Clara and Mario are a young couple, expecting their first child soon. They've been living with Mario's family and it's getting sort of old. Clara's getting tired of looking at apartments, and her pregnancy's not exactly going smoothly. She's either puking or exhausted, or exhausted from puking. Mario picks her up from work so they can go look at yet another place. It looks perfect - 3 bedrooms, 1 and a half bath, full kitchen, lots of light. Shit, I'd rent it. It's a long drive, and Clara's tired. She takes a nap while Mario drives.

Clara wakes to thunder, lightning, and rain lashing the car. They're in an unfamiliar neighborhood on the outskirts of the city. It's what could gently be called a "neighborhood in transition", which is just another way of saying "it's still shitty, but we're laying our money down that that's going to change." Buildings falling down or already rubble, graffiti on the walls, industrial facilities for a skyline. Abandoned cars sitting stripped on blocks, and almost nobody in sight. Where are they? What have they done? Clara's worried, but Mario's trying to be optimistic.

The apartment building imposes itself on the sky, old but solid. It's being renovated, the real estate agent says, this area will be unrecognizable in a years' time. The apartment itself is what could be called a fixer-upper. Big, lots of character, lots of untapped potential. The real estate agent is confident, she's talking like the apartment is already theirs.

Oddly, there's a picture of them already in the bedroom. And one of Mario's old pairs of sneakers under a dresser. Almost like they were meant to be here all along.


This is a short film, so from here the rollercoaster starts a pretty fast downward plunge. This works in its favor, because the brevity and punchiness keeps vibrant the running and shouty bits that typically get old very quickly over the course of a feature-length movie. Obviously there is something Very Not Right about the building and the people in it, but it takes the rest of the movie to get all of the answers. There are chases, false starts, setbacks, near-misses, and a fair amount of blood involved. Everyone concerned is trapped in this majestic old building as a horrible parody of domestic bliss imposes itself on the proceedings like a beautiful bowl of fruit infested with worms. 

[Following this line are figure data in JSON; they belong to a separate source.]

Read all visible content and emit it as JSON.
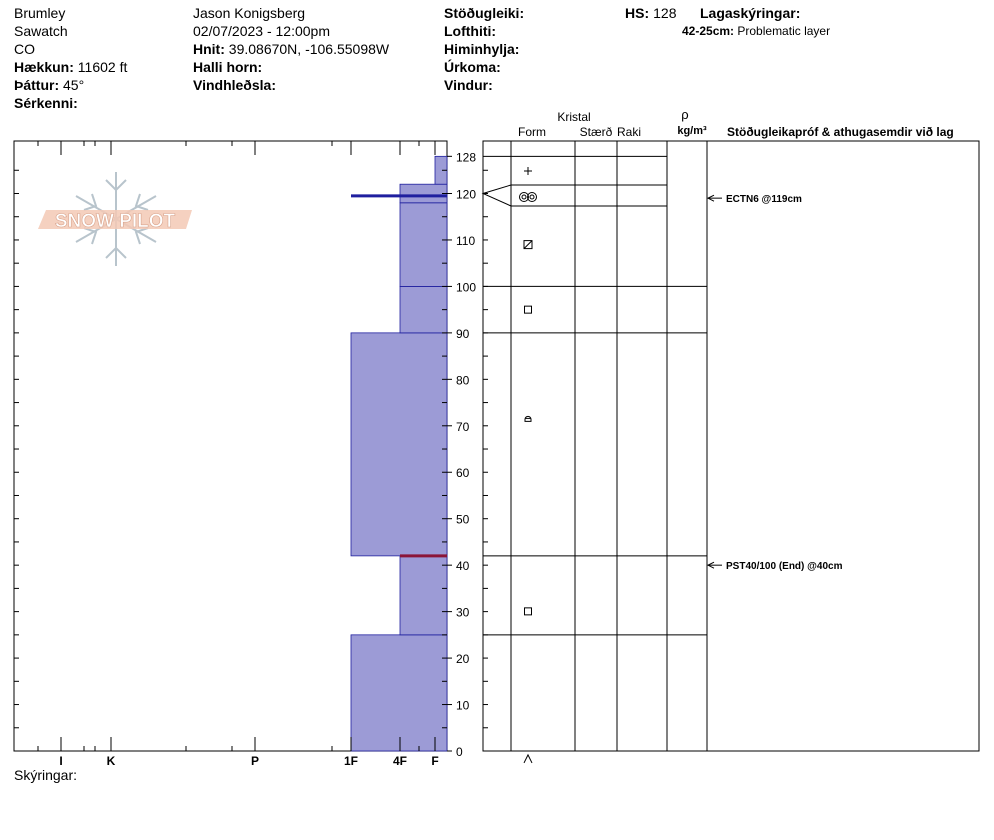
{
  "site": {
    "location": "Brumley",
    "range": "Sawatch",
    "state": "CO",
    "elevation_label": "Hækkun:",
    "elevation_value": "11602 ft",
    "aspect_label": "Þáttur:",
    "aspect_value": "45°",
    "features_label": "Sérkenni:"
  },
  "observer": {
    "name": "Jason Konigsberg",
    "datetime": "02/07/2023 - 12:00pm",
    "coords_label": "Hnit:",
    "coords_value": "39.08670N, -106.55098W",
    "slope_label": "Halli horn:",
    "wind_loading_label": "Vindhleðsla:"
  },
  "conditions": {
    "stability_label": "Stöðugleiki:",
    "air_temp_label": "Lofthiti:",
    "sky_label": "Himinhylja:",
    "precip_label": "Úrkoma:",
    "wind_label": "Vindur:",
    "hs_label": "HS:",
    "hs_value": "128",
    "layer_notes_label": "Lagaskýringar:",
    "layer_note_range": "42-25cm:",
    "layer_note_text": "Problematic layer"
  },
  "table_headers": {
    "crystal": "Kristal",
    "form": "Form",
    "size": "Stærð",
    "moisture": "Raki",
    "rho": "ρ",
    "density_unit": "kg/m³",
    "tests": "Stöðugleikapróf & athugasemdir við lag"
  },
  "footer": {
    "notes_label": "Skýringar:"
  },
  "logo_text": "SNOW PILOT",
  "colors": {
    "layer_fill": "#9c9bd6",
    "layer_edge": "#1f1f9f",
    "weak_layer": "#8b1538"
  },
  "chart_data": {
    "type": "snow-profile",
    "ylim": [
      0,
      128
    ],
    "y_ticks": [
      0,
      10,
      20,
      30,
      40,
      50,
      60,
      70,
      80,
      90,
      100,
      110,
      120,
      128
    ],
    "hardness_scale": [
      "I",
      "K",
      "P",
      "1F",
      "4F",
      "F"
    ],
    "layers": [
      {
        "bottom": 0,
        "top": 25,
        "hardness": "1F",
        "form": "depth-hoar"
      },
      {
        "bottom": 25,
        "top": 42,
        "hardness": "4F",
        "form": "faceted"
      },
      {
        "bottom": 42,
        "top": 90,
        "hardness": "1F",
        "form": "rounded-facets"
      },
      {
        "bottom": 90,
        "top": 100,
        "hardness": "4F",
        "form": "faceted"
      },
      {
        "bottom": 100,
        "top": 118,
        "hardness": "4F",
        "form": "mixed-faceted"
      },
      {
        "bottom": 118,
        "top": 122,
        "hardness": "4F",
        "form": "melt-forms"
      },
      {
        "bottom": 122,
        "top": 128,
        "hardness": "F",
        "form": "new-snow"
      }
    ],
    "thin_layers": [
      {
        "depth": 119.5,
        "hardness": "1F",
        "color": "#1f1f9f"
      },
      {
        "depth": 42,
        "hardness": "4F",
        "color": "#8b1538"
      }
    ],
    "tests": [
      {
        "depth": 119,
        "text": "ECTN6 @119cm"
      },
      {
        "depth": 40,
        "text": "PST40/100 (End) @40cm"
      }
    ]
  }
}
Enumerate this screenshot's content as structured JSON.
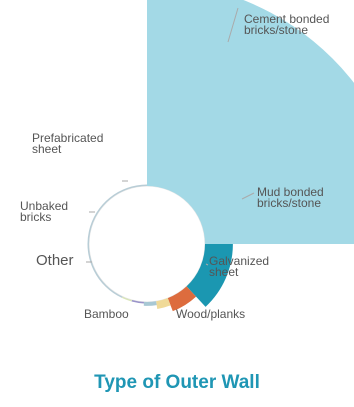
{
  "chart_data": {
    "type": "pie",
    "subtype": "rose",
    "title": "Type of Outer Wall",
    "direction": "clockwise from 12 o'clock",
    "categories": [
      "Cement bonded bricks/stone",
      "Mud bonded bricks/stone",
      "Galvanized sheet",
      "Wood/planks",
      "Bamboo",
      "Other",
      "Unbaked bricks",
      "Prefabricated sheet"
    ],
    "values": [
      64.0,
      18.0,
      9.0,
      5.0,
      2.5,
      1.0,
      0.3,
      0.2
    ],
    "colors": [
      "#a3d9e6",
      "#1b97b1",
      "#dd6c3e",
      "#f0da98",
      "#a8c8d4",
      "#9a94c9",
      "#d8e4b8",
      "#b8cdd6"
    ],
    "value_unit": "%"
  },
  "labels": [
    "Cement bonded\nbricks/stone",
    "Mud bonded\nbricks/stone",
    "Galvanized\nsheet",
    "Wood/planks",
    "Bamboo",
    "Other",
    "Unbaked\nbricks",
    "Prefabricated\nsheet"
  ]
}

It's not necessarily an innovative movie, and it does have its missteps, but ultimately it is executed well enough to leave you wound up for the protagonists and asking the time-old question posed by The Texas Chainsaw Massacre - "who will survive, and what will be left of them?" Like that movie the caricature of domesticity adds to the horror of just surviving unimaginable events, but rather than a piercing near-hysteric crescendo, here it is a resounding chord - the protagonists are the new residents in this little community where everything goes on as normal, even if not everyone involved is alive, completely human, or free of restraints, and it echoes into each corner. It doesn't stab, it suffocates. No matter how much we want to, sometimes leaving home is hard.